1. Clearly $|A_n| \leq n^{n-2}$ and $|A_n| \leq |A_{n+1}|$

   • Playing with prime partitions a bit it is possible to show that

   $$ |A_n| = \omega(\sqrt{n}e^{\frac{2\pi}{\sqrt{3}}\sqrt{n/\log{n}}}) $$

   • The following table can be computed using sage+nauty:

$$\begin{array}{ccc} n & |A_n| & \frac{n^{n-2}}{|A_n|}\\\ 1 & 1 & 1 \\\ 2 & 1 & 1 \\\ 3 & 2 & 1.5 \\\ 4 & 5 & 3.2 \\\ 5 & 16 & 7.8 \\\ 6 & 65 & 19.9\\\ 7 & 386 & 43.5\\\ 8 & 3700 & 70.8 \\\ 9 & 55784 & 85.7\\\ 10 & 1134526 & 88.1 \\\ 11 & 27053464 & 87.1 \\\ 12 & 739026332 & 83.7 \\\ \end{array} $$

The bound mentioned under 2. was obtained using a construction of graphs with cut vertices. Since almost all graphs are blocks it is (in a way) reasonable to ask

Question. Is there a construction (using blocks) that can improve bound 2.?
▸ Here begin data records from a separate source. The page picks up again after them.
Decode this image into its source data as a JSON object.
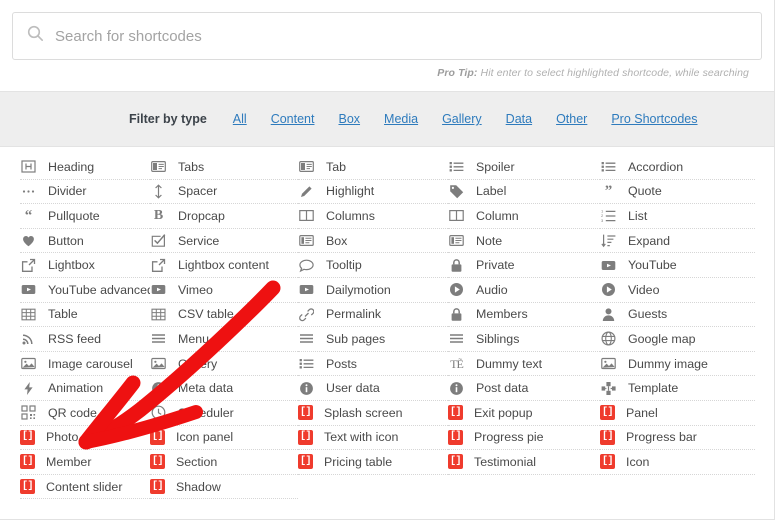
{
  "search": {
    "placeholder": "Search for shortcodes",
    "value": "",
    "icon": "search-icon"
  },
  "protip": {
    "label": "Pro Tip:",
    "text": " Hit enter to select highlighted shortcode, while searching"
  },
  "filter": {
    "label": "Filter by type",
    "options": [
      "All",
      "Content",
      "Box",
      "Media",
      "Gallery",
      "Data",
      "Other",
      "Pro Shortcodes"
    ]
  },
  "colors": {
    "pro_badge": "#ef3b2d",
    "link": "#2e7bbd",
    "filter_bar_bg": "#eeeeee",
    "annotation_arrow": "#ee1111",
    "text": "#4a4a4a"
  },
  "annotation": {
    "type": "hand-drawn-arrow",
    "points_to": "QR code",
    "color": "#ee1111"
  },
  "columns": [
    {
      "items": [
        {
          "label": "Heading",
          "icon": "heading-icon",
          "pro": false
        },
        {
          "label": "Divider",
          "icon": "divider-dots-icon",
          "pro": false
        },
        {
          "label": "Pullquote",
          "icon": "pullquote-icon",
          "pro": false
        },
        {
          "label": "Button",
          "icon": "heart-icon",
          "pro": false
        },
        {
          "label": "Lightbox",
          "icon": "external-link-icon",
          "pro": false
        },
        {
          "label": "YouTube advanced",
          "icon": "video-box-icon",
          "pro": false
        },
        {
          "label": "Table",
          "icon": "table-icon",
          "pro": false
        },
        {
          "label": "RSS feed",
          "icon": "rss-icon",
          "pro": false
        },
        {
          "label": "Image carousel",
          "icon": "image-icon",
          "pro": false
        },
        {
          "label": "Animation",
          "icon": "bolt-icon",
          "pro": false
        },
        {
          "label": "QR code",
          "icon": "qr-code-icon",
          "pro": false
        },
        {
          "label": "Photo panel",
          "icon": "pro-bracket-icon",
          "pro": true
        },
        {
          "label": "Member",
          "icon": "pro-bracket-icon",
          "pro": true
        },
        {
          "label": "Content slider",
          "icon": "pro-bracket-icon",
          "pro": true
        }
      ]
    },
    {
      "items": [
        {
          "label": "Tabs",
          "icon": "tabs-icon",
          "pro": false
        },
        {
          "label": "Spacer",
          "icon": "spacer-arrow-icon",
          "pro": false
        },
        {
          "label": "Dropcap",
          "icon": "bold-b-icon",
          "pro": false
        },
        {
          "label": "Service",
          "icon": "check-square-icon",
          "pro": false
        },
        {
          "label": "Lightbox content",
          "icon": "external-link-icon",
          "pro": false
        },
        {
          "label": "Vimeo",
          "icon": "video-box-icon",
          "pro": false
        },
        {
          "label": "CSV table",
          "icon": "table-icon",
          "pro": false
        },
        {
          "label": "Menu",
          "icon": "menu-icon",
          "pro": false
        },
        {
          "label": "Gallery",
          "icon": "image-icon",
          "pro": false
        },
        {
          "label": "Meta data",
          "icon": "info-icon",
          "pro": false
        },
        {
          "label": "Scheduler",
          "icon": "clock-icon",
          "pro": false
        },
        {
          "label": "Icon panel",
          "icon": "pro-bracket-icon",
          "pro": true
        },
        {
          "label": "Section",
          "icon": "pro-bracket-icon",
          "pro": true
        },
        {
          "label": "Shadow",
          "icon": "pro-bracket-icon",
          "pro": true
        }
      ]
    },
    {
      "items": [
        {
          "label": "Tab",
          "icon": "tabs-icon",
          "pro": false
        },
        {
          "label": "Highlight",
          "icon": "pencil-icon",
          "pro": false
        },
        {
          "label": "Columns",
          "icon": "columns-icon",
          "pro": false
        },
        {
          "label": "Box",
          "icon": "box-icon",
          "pro": false
        },
        {
          "label": "Tooltip",
          "icon": "speech-bubble-icon",
          "pro": false
        },
        {
          "label": "Dailymotion",
          "icon": "video-box-icon",
          "pro": false
        },
        {
          "label": "Permalink",
          "icon": "link-icon",
          "pro": false
        },
        {
          "label": "Sub pages",
          "icon": "menu-icon",
          "pro": false
        },
        {
          "label": "Posts",
          "icon": "list-icon",
          "pro": false
        },
        {
          "label": "User data",
          "icon": "info-icon",
          "pro": false
        },
        {
          "label": "Splash screen",
          "icon": "pro-bracket-icon",
          "pro": true
        },
        {
          "label": "Text with icon",
          "icon": "pro-bracket-icon",
          "pro": true
        },
        {
          "label": "Pricing table",
          "icon": "pro-bracket-icon",
          "pro": true
        }
      ]
    },
    {
      "items": [
        {
          "label": "Spoiler",
          "icon": "list-icon",
          "pro": false
        },
        {
          "label": "Label",
          "icon": "tag-icon",
          "pro": false
        },
        {
          "label": "Column",
          "icon": "columns-icon",
          "pro": false
        },
        {
          "label": "Note",
          "icon": "box-icon",
          "pro": false
        },
        {
          "label": "Private",
          "icon": "lock-icon",
          "pro": false
        },
        {
          "label": "Audio",
          "icon": "play-circle-icon",
          "pro": false
        },
        {
          "label": "Members",
          "icon": "lock-icon",
          "pro": false
        },
        {
          "label": "Siblings",
          "icon": "menu-icon",
          "pro": false
        },
        {
          "label": "Dummy text",
          "icon": "text-type-icon",
          "pro": false
        },
        {
          "label": "Post data",
          "icon": "info-icon",
          "pro": false
        },
        {
          "label": "Exit popup",
          "icon": "pro-bracket-icon",
          "pro": true
        },
        {
          "label": "Progress pie",
          "icon": "pro-bracket-icon",
          "pro": true
        },
        {
          "label": "Testimonial",
          "icon": "pro-bracket-icon",
          "pro": true
        }
      ]
    },
    {
      "items": [
        {
          "label": "Accordion",
          "icon": "list-icon",
          "pro": false
        },
        {
          "label": "Quote",
          "icon": "quote-icon",
          "pro": false
        },
        {
          "label": "List",
          "icon": "ordered-list-icon",
          "pro": false
        },
        {
          "label": "Expand",
          "icon": "sort-amount-icon",
          "pro": false
        },
        {
          "label": "YouTube",
          "icon": "video-box-icon",
          "pro": false
        },
        {
          "label": "Video",
          "icon": "play-circle-icon",
          "pro": false
        },
        {
          "label": "Guests",
          "icon": "user-icon",
          "pro": false
        },
        {
          "label": "Google map",
          "icon": "globe-icon",
          "pro": false
        },
        {
          "label": "Dummy image",
          "icon": "image-icon",
          "pro": false
        },
        {
          "label": "Template",
          "icon": "template-icon",
          "pro": false
        },
        {
          "label": "Panel",
          "icon": "pro-bracket-icon",
          "pro": true
        },
        {
          "label": "Progress bar",
          "icon": "pro-bracket-icon",
          "pro": true
        },
        {
          "label": "Icon",
          "icon": "pro-bracket-icon",
          "pro": true
        }
      ]
    }
  ]
}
I believe that this should also be provable:

Conjecture. $|A_n| = \omega(k^n)$ for all $k \in \mathbb{N}.$

In case this turns out to be a hard problem I would at least like to extend table 3. further. I am currently computing $|A_n|$ by generating all connected graphs of order $n$ with at least $n$ edges, computing their spanning trees and count distinct such numbers. One optimization could be derived by using the fact that $A_n \subset A_{n+1}$ but this is just a minor thing. I therefore leave the following question for the end:

Question. How can we compute $|A_n|$ quickly?

Answer 1

I don't have an answer to your asymptotics question, but I do have an idea how to approach your problem. Consider a graph $\Gamma=\Gamma(G_1,\ldots,G_k,H)$, where $H$ is a simple graph on $k$ vertices, where $\Gamma$ is obtained by making $G_i$ to be "parts" and connecting every vertex in $G_i$ with every vertex in $G_j$ if $(i,j)\in H$. This construction generalizes a multipartite graphs and hopefully should give you a better asymptotics if you set up the induction right.

Define $F_G(z) = \sum_r f(G,r) z^r$, where $f(G,r)$ is the number of rooted spanning forests in $G$ with $r$ roots. This way $F_G(0)$ is $n$ times the number of spanning trees in $G$, and $F_G(1)$ is the number of spanning trees in $\widehat G$, defined as a vertex connected to all $v\in G$. Turns out, $F_\Gamma$ is a product of $F_{G_i}$ and $F_H$ with appropriate substitutions. See this really short note, and this preprint which explains it better.